There is a "perspective" in which you are "removing redundant information", but it's not the kind of redundancy that normalization addresses. You are replacing a table by other tables, but it's not normalization decomposition. Introduction of surrogates is not part of normalization. Normalization does not introduce new column names. It just reuses an original table's names in the tables that replace it. (Are you able to clearly and exactly describe just what you mean by "redundant" here?)
Sometimes people think that if the same subtuple of values can appear more than once in a column set or table then those subrow values need to be replaced by ids that are FKs to a new table that maps id values to subrow values. (Maybe even for single-column subrows, ie when a single value appears more than once in a column or table.) They think that multiple subrow value appearances are "redundant" or that only ids can repeat without being "redundant". (The id design is seen as a kind of data compression of the original.) They may think that this is part of normalization. None of this is so.
This is not redundancy that you should bother to address via table design. If you know the implementation options of your tables by the DBMS and you know the usage patterns of your application and you know that the original is demonstrably and meaningfully worse than some option that happens to be "less redundant" (and why wouldn't a "more redundant" option be better?) then you should tell the DBMS what option you want for your design without changing the schema if you can. (This is typically done via indexes and/or views.) Eg indexing your original Product_Color on ColorId leads to essentially the same structure in the implementation as you have created by hand in your second design, but automatically generated and managed. (You might introduce surrogates for other reasons, eg to replace multiple-column foreign keys by more concise although more obscurely valued and constrained ones.)
Re options: Your new design will use more operations (eg joins and projections) in query text and (for typical DBMS implementations) execution than the original (eg to query for the original table) but fewer elsewhere (eg in copying one product's colour set to another's).
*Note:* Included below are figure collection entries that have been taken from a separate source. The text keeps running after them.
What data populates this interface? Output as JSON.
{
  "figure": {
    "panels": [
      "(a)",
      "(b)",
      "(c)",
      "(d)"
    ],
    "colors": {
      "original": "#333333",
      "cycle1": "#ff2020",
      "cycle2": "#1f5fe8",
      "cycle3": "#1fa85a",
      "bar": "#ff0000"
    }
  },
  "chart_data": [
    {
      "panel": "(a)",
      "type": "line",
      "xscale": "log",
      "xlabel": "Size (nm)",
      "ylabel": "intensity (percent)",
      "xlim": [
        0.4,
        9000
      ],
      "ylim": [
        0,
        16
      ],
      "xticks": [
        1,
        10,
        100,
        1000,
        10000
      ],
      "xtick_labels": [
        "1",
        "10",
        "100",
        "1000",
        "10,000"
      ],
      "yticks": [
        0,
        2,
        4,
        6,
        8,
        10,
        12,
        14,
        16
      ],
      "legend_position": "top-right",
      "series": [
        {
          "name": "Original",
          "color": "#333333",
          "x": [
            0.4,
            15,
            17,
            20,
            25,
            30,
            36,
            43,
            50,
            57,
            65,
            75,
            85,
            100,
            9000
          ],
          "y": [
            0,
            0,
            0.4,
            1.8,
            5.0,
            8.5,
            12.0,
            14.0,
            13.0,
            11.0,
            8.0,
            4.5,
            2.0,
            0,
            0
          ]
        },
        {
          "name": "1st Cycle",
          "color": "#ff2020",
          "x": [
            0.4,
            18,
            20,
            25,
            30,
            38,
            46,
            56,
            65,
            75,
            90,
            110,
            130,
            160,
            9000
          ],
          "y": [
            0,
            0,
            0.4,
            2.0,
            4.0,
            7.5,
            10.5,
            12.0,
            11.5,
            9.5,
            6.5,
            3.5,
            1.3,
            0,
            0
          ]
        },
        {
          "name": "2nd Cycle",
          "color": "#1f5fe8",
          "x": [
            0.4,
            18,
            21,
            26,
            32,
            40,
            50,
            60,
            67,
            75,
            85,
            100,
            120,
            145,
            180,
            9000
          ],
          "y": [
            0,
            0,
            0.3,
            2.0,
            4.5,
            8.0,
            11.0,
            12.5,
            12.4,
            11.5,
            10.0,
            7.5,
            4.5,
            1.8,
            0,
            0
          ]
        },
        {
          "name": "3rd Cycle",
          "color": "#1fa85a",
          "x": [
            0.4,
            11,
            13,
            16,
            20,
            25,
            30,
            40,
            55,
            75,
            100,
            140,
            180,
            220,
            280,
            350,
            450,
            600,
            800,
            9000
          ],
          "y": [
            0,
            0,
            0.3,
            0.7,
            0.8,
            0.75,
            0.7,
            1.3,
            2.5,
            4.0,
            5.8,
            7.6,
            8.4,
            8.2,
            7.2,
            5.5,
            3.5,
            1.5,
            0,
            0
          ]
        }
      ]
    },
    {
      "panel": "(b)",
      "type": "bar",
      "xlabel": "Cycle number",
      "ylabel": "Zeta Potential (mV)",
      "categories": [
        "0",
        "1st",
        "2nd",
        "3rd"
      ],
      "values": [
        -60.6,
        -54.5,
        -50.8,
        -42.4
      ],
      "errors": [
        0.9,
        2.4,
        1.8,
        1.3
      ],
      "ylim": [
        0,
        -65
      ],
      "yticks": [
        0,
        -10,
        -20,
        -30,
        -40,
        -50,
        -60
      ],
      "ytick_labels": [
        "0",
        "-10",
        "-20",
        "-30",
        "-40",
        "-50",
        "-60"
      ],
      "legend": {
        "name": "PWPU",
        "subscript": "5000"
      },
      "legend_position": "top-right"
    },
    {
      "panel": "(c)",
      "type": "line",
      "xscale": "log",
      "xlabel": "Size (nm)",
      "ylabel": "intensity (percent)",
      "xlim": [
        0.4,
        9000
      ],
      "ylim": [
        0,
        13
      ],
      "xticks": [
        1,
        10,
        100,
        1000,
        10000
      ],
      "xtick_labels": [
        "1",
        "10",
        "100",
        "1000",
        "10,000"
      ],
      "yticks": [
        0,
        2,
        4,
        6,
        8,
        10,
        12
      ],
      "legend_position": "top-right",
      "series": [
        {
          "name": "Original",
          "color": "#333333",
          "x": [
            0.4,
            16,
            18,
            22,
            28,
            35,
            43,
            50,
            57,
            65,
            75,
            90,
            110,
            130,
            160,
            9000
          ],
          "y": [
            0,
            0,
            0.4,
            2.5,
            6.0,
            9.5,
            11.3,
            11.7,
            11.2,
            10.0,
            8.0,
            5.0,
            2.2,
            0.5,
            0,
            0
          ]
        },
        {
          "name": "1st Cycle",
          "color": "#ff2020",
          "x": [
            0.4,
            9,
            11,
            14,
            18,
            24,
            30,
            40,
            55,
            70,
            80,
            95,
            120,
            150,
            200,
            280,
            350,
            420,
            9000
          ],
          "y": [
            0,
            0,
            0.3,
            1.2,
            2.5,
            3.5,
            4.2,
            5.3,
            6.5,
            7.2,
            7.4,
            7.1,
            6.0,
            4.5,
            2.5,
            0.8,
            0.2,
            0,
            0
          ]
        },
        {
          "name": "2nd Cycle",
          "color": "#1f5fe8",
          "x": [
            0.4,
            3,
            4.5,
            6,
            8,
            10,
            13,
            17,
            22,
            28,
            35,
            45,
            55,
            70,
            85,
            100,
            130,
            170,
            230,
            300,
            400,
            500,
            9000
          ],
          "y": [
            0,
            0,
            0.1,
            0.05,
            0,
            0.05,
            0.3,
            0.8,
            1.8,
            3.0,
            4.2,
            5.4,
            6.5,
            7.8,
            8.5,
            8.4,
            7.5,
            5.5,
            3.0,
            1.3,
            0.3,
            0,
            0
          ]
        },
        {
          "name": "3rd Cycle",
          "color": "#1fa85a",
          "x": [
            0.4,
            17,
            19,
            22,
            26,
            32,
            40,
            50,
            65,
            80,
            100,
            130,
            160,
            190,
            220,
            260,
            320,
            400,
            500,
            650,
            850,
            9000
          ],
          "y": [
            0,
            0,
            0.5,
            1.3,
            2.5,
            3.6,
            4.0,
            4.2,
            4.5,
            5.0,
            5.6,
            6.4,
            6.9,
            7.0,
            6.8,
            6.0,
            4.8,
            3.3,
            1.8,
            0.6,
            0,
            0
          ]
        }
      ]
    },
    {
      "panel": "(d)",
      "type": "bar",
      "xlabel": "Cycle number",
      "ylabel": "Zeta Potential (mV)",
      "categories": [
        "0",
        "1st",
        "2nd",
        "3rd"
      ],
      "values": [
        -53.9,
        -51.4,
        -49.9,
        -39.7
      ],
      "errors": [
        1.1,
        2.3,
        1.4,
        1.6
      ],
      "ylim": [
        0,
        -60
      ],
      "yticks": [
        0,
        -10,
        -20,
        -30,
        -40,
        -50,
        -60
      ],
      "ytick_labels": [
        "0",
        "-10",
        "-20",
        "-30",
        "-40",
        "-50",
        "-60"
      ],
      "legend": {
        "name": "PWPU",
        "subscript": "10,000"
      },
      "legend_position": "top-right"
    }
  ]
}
So again it is all about tradeoffs of multiple "perspectives".
In fact you have in another sense introduced redundancy with the surrogates. There are additional columns holding a bunch of id values that are not in the original yet that record the same situations. You have also burdened the user with a design with more naming and indirections. The surrogate design certainly has a lot of "redundant information" in this "perspective" compared to the original.
Even your starting design has probably introduced surrogates, namely colour ids of colour names. (If colour ids added "information", ie "informed" you beyond just their associated names, then they would not be surrogates and would be necessary.) Ie if colour ids are chosen arbitrarily then you could just have:
Product_Color
+-------------+-------------+
| Product* | ColorName* |
+-------------+-------------+
| 1 | Blue |
| 1 | Green |
| 2 | Blue |
| 2 | Green |
+-------------+-------------+
You should have a reason to introduce colour ids, and for that matter product ids, rather than natural keys already existing. Can you justify your multiple tables, names and indirections vs just one?